Hardcoded VNC Password `cloudlinux` Exposes Linux Desktops via Cloudflare Tunnels

A critical security flaw has been identified in `install.sh`, where the VNC password is hardcoded in plaintext as `cloudlinux` at line 281. The vulnerable code—`printf "\ncloudlinux\ncloudlinux\n"`—is a well-known default credential documented across security databases and attacker tooling. Any actor who discovers the associated Cloudflare tunnel URL can immediately authenticate to the target Linux desktop without additional reconnaissance.

The exposure grants a direct path to complete system access. Once inside the VNC session, an attacker can read files, execute commands, and potentially escalate privileges depending on the system configuration. Unlike brute-force attacks, no guessing is required—the credential is static, searchable, and reusable across any deployment of the affected script. This transforms the vulnerability from theoretical risk to an accessible attack surface the moment the tunnel URL becomes known.
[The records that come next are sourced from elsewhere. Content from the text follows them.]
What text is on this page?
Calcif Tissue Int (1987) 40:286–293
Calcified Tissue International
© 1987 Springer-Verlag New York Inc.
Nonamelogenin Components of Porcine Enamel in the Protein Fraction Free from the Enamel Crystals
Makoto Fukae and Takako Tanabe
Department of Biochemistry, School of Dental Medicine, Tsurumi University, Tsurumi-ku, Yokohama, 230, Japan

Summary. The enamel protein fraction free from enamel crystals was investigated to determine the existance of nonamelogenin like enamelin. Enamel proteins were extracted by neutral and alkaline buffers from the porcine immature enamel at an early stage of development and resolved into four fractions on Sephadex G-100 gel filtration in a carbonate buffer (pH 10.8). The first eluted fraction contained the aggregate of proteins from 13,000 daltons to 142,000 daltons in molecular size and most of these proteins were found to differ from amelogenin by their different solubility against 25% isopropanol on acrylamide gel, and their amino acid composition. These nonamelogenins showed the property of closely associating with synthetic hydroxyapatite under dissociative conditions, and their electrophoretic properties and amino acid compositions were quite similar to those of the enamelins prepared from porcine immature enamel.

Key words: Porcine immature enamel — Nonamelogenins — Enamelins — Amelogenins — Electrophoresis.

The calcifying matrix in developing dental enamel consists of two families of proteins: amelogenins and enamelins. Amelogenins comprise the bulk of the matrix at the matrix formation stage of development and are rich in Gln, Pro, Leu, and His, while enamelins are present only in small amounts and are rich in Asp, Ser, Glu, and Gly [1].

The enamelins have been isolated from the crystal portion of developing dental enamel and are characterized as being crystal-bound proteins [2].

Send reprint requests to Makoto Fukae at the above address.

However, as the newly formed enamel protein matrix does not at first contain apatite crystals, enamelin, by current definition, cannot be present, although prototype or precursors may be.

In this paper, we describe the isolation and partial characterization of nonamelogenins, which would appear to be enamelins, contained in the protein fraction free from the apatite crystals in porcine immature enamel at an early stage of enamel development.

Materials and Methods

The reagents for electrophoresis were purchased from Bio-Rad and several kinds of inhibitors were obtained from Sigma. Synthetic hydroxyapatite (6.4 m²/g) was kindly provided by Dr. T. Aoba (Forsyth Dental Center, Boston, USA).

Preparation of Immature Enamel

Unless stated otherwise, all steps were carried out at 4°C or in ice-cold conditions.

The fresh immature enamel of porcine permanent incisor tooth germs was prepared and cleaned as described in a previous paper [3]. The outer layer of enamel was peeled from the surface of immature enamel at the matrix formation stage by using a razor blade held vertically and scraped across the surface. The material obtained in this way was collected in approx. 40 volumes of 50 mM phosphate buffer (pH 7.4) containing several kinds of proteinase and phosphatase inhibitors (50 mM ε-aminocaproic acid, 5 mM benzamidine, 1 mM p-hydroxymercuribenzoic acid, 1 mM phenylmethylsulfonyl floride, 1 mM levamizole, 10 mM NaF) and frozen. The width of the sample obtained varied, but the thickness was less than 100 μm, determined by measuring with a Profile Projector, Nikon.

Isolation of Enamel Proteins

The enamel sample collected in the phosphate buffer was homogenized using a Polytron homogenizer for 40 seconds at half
The suggested remediation replaces the hardcoded value with dynamic password generation using `openssl rand -base64 32 | tr -d /+= | head -c 16`, which creates a unique, high-entropy password displayed once to the user and not stored in plaintext. Organizations deploying the affected script face immediate exposure if the Cloudflare tunnel URL is inadvertently shared, logged, or discovered through misconfiguration. Security teams should audit any current deployments, revoke access via the known credential, and apply the proposed fix before further exposure.